Tanzanian Abdulrazak Gurnah wins Nobel Prize in Literature

 

Tanzanian-born novelist Abdulrazak Gurnah has been named the winner of the 2021 Nobel Prize In Literature.

Gurnah who is based in the UK was voted the winner “for his uncompromising and compassionate penetration of the effects of colonialism and the fate of the refugee in the gulf between cultures and continents.”

Gurnah is the fourth African to win the coveted prize after Wole Soyinka of Nigeria who won in 1986, Egyptian Naguib Mahfouz in 1988 and South African Nadine Gordimer who won in 1991.

The new Nobel laureate was born in 1948 and grew up on the island of Zanzibar.

He arrived in England as a refugee at the end of the 1960s.

Until his recent retirement, he was Professor of English and Postcolonial Literatures at the University of Kent, Canterbury.

Abdulrazak Gurnah has published ten novels and a number of short stories. The theme of the refugee’s disruption runs throughout his work.

He began writing as a 21-year-old in English exile, and although Swahili was his first language, English became his literary tool.

Here is what the Swedish Academy and Nobel Prize Committee said about him:

His fourth novel ‘Paradise’ (1994), his breakthrough as a writer, evolved from a research trip to East Africa around 1990.

It is a coming of age account and a sad love story in which different worlds and belief systems collide.

In Abdulrazak Gurnah’s treatment of the refugee experience, the focus is on identity and self-image.
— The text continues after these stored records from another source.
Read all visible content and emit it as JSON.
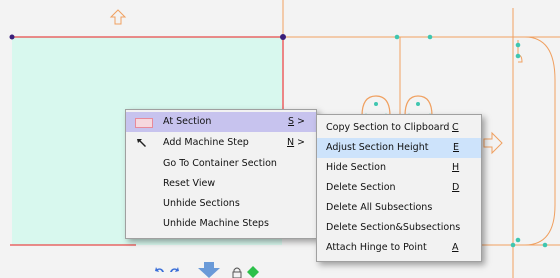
{
  "canvas": {
    "colors": {
      "background": "#f3f3f3",
      "selected_section_fill": "#d8f8ee",
      "border_red": "#e84a4a",
      "border_orange": "#f0a060",
      "node_purple": "#3a1f7a",
      "node_teal": "#3fc6b0"
    }
  },
  "context_menu": {
    "items": [
      {
        "label": "At Section",
        "shortcut": "S",
        "submenu": true,
        "icon": "section-icon"
      },
      {
        "label": "Add Machine Step",
        "shortcut": "N",
        "submenu": true,
        "icon": "cursor-arrow-icon"
      },
      {
        "label": "Go To Container Section",
        "shortcut": ""
      },
      {
        "label": "Reset View",
        "shortcut": ""
      },
      {
        "label": "Unhide Sections",
        "shortcut": ""
      },
      {
        "label": "Unhide Machine Steps",
        "shortcut": ""
      }
    ],
    "submenu_arrow": ">"
  },
  "submenu": {
    "items": [
      {
        "label": "Copy Section to Clipboard",
        "shortcut": "C"
      },
      {
        "label": "Adjust Section Height",
        "shortcut": "E"
      },
      {
        "label": "Hide Section",
        "shortcut": "H"
      },
      {
        "label": "Delete Section",
        "shortcut": "D"
      },
      {
        "label": "Delete All Subsections",
        "shortcut": ""
      },
      {
        "label": "Delete Section&Subsections",
        "shortcut": ""
      },
      {
        "label": "Attach Hinge to Point",
        "shortcut": "A"
      }
    ]
  },
  "toolbar": {
    "icons": [
      "undo-icon",
      "redo-icon",
      "down-arrow-icon",
      "lock-icon",
      "green-diamond-icon"
    ],
    "colors": {
      "undo": "#3a6ed8",
      "arrow": "#6a9ad8",
      "green": "#2cc04a"
    }
  }
}
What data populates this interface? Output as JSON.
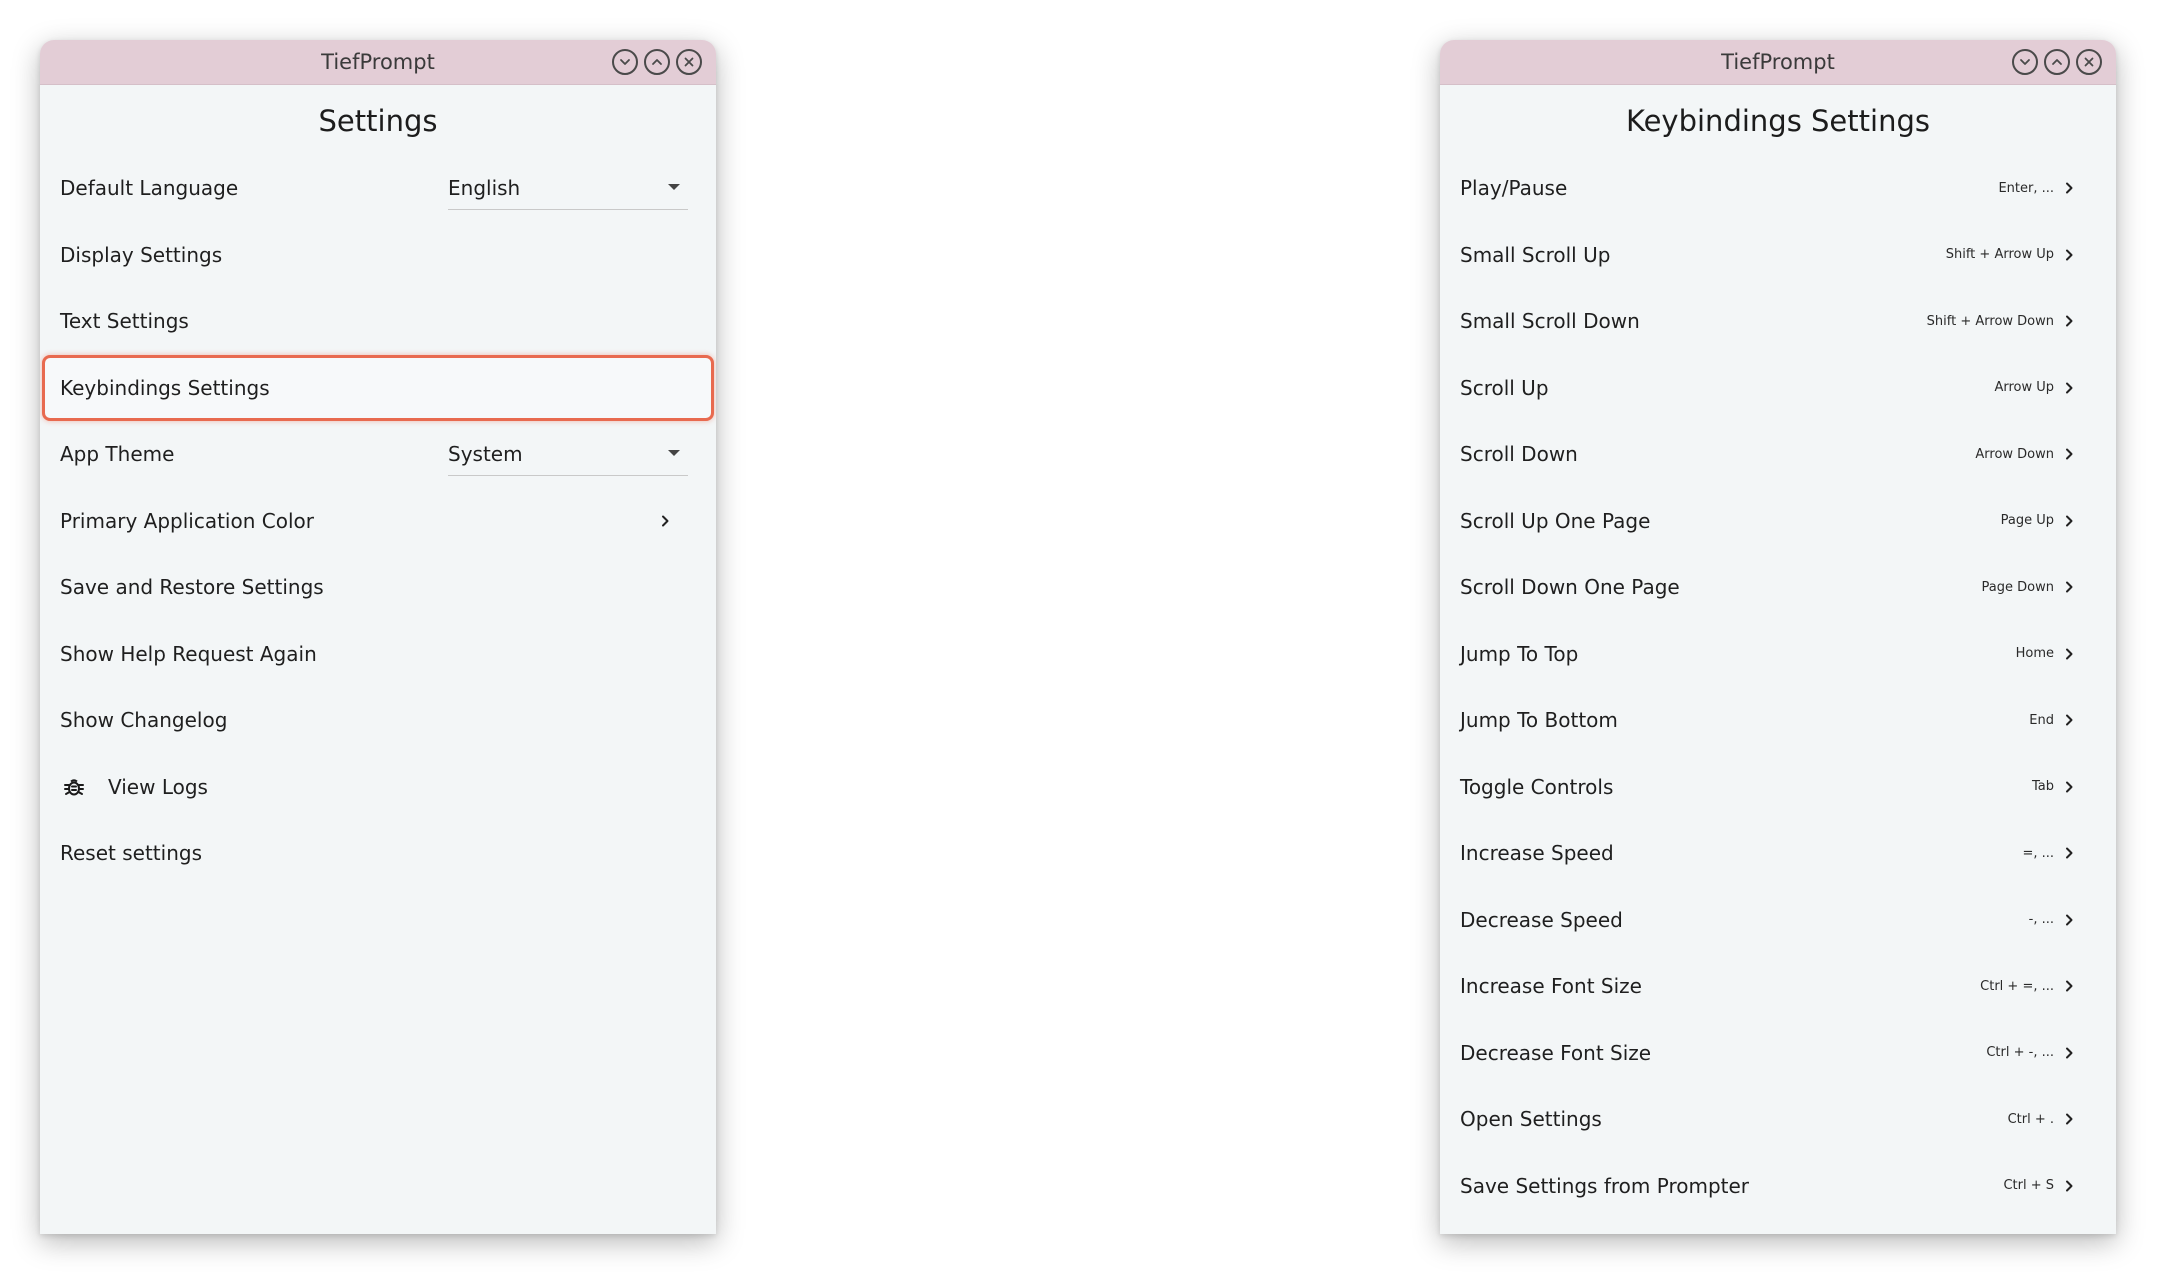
{
  "left_window": {
    "title": "TiefPrompt",
    "page_title": "Settings",
    "default_language": {
      "label": "Default Language",
      "value": "English"
    },
    "display_settings": "Display Settings",
    "text_settings": "Text Settings",
    "keybindings_settings": "Keybindings Settings",
    "app_theme": {
      "label": "App Theme",
      "value": "System"
    },
    "primary_color": "Primary Application Color",
    "save_restore": "Save and Restore Settings",
    "show_help": "Show Help Request Again",
    "show_changelog": "Show Changelog",
    "view_logs": "View Logs",
    "reset_settings": "Reset settings"
  },
  "right_window": {
    "title": "TiefPrompt",
    "page_title": "Keybindings Settings",
    "items": [
      {
        "label": "Play/Pause",
        "shortcut": "Enter, ..."
      },
      {
        "label": "Small Scroll Up",
        "shortcut": "Shift + Arrow Up"
      },
      {
        "label": "Small Scroll Down",
        "shortcut": "Shift + Arrow Down"
      },
      {
        "label": "Scroll Up",
        "shortcut": "Arrow Up"
      },
      {
        "label": "Scroll Down",
        "shortcut": "Arrow Down"
      },
      {
        "label": "Scroll Up One Page",
        "shortcut": "Page Up"
      },
      {
        "label": "Scroll Down One Page",
        "shortcut": "Page Down"
      },
      {
        "label": "Jump To Top",
        "shortcut": "Home"
      },
      {
        "label": "Jump To Bottom",
        "shortcut": "End"
      },
      {
        "label": "Toggle Controls",
        "shortcut": "Tab"
      },
      {
        "label": "Increase Speed",
        "shortcut": "=, ..."
      },
      {
        "label": "Decrease Speed",
        "shortcut": "-, ..."
      },
      {
        "label": "Increase Font Size",
        "shortcut": "Ctrl + =, ..."
      },
      {
        "label": "Decrease Font Size",
        "shortcut": "Ctrl + -, ..."
      },
      {
        "label": "Open Settings",
        "shortcut": "Ctrl + ."
      },
      {
        "label": "Save Settings from Prompter",
        "shortcut": "Ctrl + S"
      }
    ]
  },
  "colors": {
    "titlebar": "#e3cdd6",
    "window_bg": "#f3f6f7",
    "highlight": "#e86a4f"
  },
  "icons": {
    "minimize": "chevron-down-circle-icon",
    "maximize": "chevron-up-circle-icon",
    "close": "close-circle-icon",
    "dropdown": "caret-down-icon",
    "navigate": "chevron-right-icon",
    "logs": "bug-icon"
  }
}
Characters find themselves in a hiatus between cultures and continents, between a life that was and life emerging; it is an insecure state that can never be resolved.

Abdulrazak Gurnah consciously breaks with convention, upending the colonial perspective to highlight that of the indigenous populations. Thus, his novel ‘Desertion’ (2005) about a love affair becomes a blunt contradiction to what he has called “the imperial romance”.

In Gurnah’s literary universe, everything is shifting – memories, names, identities. An unending exploration driven by intellectual passion is present in all his books, and equally prominent now in ‘Afterlives’ (2020), as when he began writing as a 21-year-old refugee.

Abdulrazak Gurnah’s dedication to truth and his aversion to simplification is striking.

His novels recoil from stereotypical descriptions and open our gaze to a culturally diversified East Africa unfamiliar to many in other parts of the world.